Plan de Riposte Collaboratif : Une Dépendance Économique Exposée
Le gouvernement guinéen, en collaboration avec des partenaires financiers, envisage d’élaborer un plan de riposte complet pour faire face aux conséquences de l’incendie de Kaloum. Ce plan devrait inclure des mesures immédiates pour la prise en charge des victimes, la reconstruction des infrastructures endommagées et la relance de l’économie. La Guinée montre ainsi sa dépendance actuelle à l’assistance extérieure pour faire face à des crises majeures, exposant sa fragilité économique.
Le Parlement a aussi un rôle essentiel à jouer dans cette situation, étant donné que le projet de loi de finances initiales 2024 est actuellement en examen au sein de l’institution. Il incombe au Parlement de veiller à ce que la loi de finances intègre pleinement le plan de riposte, garantissant ainsi une approche coordonnée et soutenue pour relever les défis économiques actuels.
Modernisation des Infrastructures
L’événement a également révélé le besoin critique d’améliorer les infrastructures, en particulier dans le secteur énergétique, tout en respectant des normes de sécurité strictes. Il a également mis en lumière la nécessité d’équiper et de former adéquatement les services de secours, notamment les pompiers, dont le rôle va au-delà de la simple lutte contre les incendies.
Coopération Régionale
La Guinée doit envisager une coopération régionale renforcée pour sécuriser son approvisionnement en énergie et faciliter la construction de nouvelles infrastructures pétrolières. Cette coopération souligne l’importance de la solidarité et de la collaboration interétatique dans la gestion des crises et le développement économique.

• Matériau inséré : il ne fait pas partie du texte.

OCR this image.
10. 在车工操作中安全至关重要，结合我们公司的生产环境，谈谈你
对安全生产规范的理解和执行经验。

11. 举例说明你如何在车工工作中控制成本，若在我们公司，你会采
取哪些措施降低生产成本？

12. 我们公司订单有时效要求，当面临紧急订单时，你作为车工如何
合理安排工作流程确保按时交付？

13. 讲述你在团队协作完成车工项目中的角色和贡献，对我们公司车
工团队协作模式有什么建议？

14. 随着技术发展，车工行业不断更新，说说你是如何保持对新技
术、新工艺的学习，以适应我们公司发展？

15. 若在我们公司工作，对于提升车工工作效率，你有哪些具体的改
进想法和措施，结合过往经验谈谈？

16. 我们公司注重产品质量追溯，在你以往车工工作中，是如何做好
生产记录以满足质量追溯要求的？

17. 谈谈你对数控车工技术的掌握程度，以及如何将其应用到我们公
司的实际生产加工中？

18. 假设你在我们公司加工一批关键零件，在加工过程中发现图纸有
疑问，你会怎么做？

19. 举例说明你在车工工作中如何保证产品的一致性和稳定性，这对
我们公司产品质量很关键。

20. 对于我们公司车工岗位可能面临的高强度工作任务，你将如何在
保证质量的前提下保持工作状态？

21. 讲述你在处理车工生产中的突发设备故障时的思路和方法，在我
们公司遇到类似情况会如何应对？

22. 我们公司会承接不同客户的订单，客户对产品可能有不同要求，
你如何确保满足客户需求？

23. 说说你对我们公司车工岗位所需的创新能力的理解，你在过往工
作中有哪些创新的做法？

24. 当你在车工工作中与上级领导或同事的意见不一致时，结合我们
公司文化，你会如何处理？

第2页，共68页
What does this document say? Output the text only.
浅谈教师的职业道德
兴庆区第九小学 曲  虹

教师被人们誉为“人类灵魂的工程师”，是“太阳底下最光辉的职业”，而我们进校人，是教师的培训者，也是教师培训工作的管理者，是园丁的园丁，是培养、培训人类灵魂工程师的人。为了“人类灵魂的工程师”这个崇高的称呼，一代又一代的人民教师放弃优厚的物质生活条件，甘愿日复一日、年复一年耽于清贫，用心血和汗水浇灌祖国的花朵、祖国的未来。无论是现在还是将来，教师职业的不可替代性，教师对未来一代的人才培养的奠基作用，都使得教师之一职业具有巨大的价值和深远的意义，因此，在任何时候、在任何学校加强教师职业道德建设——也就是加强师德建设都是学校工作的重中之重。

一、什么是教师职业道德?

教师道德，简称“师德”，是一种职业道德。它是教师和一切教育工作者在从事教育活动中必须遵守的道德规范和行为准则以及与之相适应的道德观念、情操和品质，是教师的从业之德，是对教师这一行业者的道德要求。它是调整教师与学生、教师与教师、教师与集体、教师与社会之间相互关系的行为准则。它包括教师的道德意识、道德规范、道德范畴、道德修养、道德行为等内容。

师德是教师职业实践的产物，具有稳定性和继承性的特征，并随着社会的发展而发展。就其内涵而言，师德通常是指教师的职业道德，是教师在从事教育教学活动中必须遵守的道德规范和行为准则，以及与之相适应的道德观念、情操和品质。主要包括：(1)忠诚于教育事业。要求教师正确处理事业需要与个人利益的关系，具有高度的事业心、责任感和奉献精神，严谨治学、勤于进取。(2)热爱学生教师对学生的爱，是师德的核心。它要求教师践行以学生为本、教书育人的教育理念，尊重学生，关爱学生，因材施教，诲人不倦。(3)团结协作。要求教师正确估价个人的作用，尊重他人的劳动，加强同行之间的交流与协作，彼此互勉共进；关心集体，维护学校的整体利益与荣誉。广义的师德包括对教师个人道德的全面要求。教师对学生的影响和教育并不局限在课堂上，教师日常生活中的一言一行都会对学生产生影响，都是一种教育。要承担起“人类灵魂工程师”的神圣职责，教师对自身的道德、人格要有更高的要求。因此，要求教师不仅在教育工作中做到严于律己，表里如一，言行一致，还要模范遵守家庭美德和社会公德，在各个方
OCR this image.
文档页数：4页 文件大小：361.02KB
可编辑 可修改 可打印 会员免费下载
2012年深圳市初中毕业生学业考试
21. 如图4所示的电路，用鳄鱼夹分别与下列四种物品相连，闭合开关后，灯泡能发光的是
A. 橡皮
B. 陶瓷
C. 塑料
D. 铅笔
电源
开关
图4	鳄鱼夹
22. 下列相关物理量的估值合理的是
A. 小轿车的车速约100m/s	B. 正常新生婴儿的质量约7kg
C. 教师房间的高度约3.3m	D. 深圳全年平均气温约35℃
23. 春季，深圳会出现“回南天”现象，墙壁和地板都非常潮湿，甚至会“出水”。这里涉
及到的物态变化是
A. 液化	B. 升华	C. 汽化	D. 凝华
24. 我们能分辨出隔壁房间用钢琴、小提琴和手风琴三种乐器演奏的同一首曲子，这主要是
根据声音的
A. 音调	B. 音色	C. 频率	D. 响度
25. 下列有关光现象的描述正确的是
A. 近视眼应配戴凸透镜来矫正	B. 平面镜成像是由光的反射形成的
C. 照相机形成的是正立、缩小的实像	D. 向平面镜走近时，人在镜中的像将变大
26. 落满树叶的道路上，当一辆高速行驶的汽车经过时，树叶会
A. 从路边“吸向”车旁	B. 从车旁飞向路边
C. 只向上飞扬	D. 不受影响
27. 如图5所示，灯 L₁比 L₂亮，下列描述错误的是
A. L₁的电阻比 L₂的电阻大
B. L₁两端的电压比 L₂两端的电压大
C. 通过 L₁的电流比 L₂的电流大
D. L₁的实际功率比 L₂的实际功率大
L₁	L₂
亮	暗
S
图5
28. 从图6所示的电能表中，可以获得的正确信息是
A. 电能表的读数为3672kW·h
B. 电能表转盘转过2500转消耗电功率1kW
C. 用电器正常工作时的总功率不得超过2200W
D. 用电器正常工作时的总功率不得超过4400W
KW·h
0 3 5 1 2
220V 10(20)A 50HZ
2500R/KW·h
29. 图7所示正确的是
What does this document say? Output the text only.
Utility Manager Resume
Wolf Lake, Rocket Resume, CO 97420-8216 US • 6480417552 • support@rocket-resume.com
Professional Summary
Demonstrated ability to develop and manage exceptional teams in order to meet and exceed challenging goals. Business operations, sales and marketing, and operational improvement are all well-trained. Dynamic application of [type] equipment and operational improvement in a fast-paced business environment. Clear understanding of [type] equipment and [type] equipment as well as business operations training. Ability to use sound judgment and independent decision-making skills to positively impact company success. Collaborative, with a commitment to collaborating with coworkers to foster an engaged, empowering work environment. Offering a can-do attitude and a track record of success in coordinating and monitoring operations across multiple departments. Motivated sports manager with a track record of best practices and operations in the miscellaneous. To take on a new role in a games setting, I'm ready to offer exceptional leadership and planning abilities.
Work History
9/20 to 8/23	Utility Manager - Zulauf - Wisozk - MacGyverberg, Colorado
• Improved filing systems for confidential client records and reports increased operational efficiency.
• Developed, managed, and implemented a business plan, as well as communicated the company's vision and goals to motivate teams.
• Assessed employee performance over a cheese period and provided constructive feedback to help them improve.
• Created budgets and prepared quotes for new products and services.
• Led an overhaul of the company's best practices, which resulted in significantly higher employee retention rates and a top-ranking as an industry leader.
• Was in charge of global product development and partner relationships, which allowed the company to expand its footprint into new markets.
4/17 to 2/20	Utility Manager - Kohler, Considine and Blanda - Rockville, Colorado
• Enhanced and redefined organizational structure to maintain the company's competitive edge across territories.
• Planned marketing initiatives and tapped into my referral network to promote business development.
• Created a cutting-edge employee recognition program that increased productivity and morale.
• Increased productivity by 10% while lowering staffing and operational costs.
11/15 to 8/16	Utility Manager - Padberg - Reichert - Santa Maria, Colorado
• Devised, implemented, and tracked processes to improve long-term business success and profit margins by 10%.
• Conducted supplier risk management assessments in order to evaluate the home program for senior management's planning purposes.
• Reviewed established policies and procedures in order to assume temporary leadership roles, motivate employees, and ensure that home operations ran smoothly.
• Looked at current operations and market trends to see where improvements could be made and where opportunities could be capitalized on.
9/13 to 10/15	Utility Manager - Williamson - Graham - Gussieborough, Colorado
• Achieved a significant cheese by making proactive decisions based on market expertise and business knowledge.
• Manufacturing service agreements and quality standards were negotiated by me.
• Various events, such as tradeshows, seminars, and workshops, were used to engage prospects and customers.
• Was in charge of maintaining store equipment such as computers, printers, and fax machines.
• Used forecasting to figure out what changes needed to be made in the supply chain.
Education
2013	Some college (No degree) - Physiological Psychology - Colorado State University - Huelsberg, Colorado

Vers un Avenir Économique Réinventé
L’incendie du dépôt de carburant de Kaloum représente un point de bascule pour la Guinée. Il expose les vulnérabilités de l’économie nationale mais offre aussi l’opportunité de repenser la stratégie économique du pays. Investir dans des infrastructures sûres, diversifier l’économie et renforcer la coopération régionale constituent des étapes clés vers un développement économique durable et résilient. Les réponses apportées à cette crise seront déterminantes pour la trajectoire économique future de la Guinée et influenceront de manière significative la société guinéenne pour les générations à venir.
NB: Toutes les statistiques mentionnées proviennent du discours du gouverneur de la BCRG lors de l’ouverture de la session de présentation de la loi de finances initiale 2024.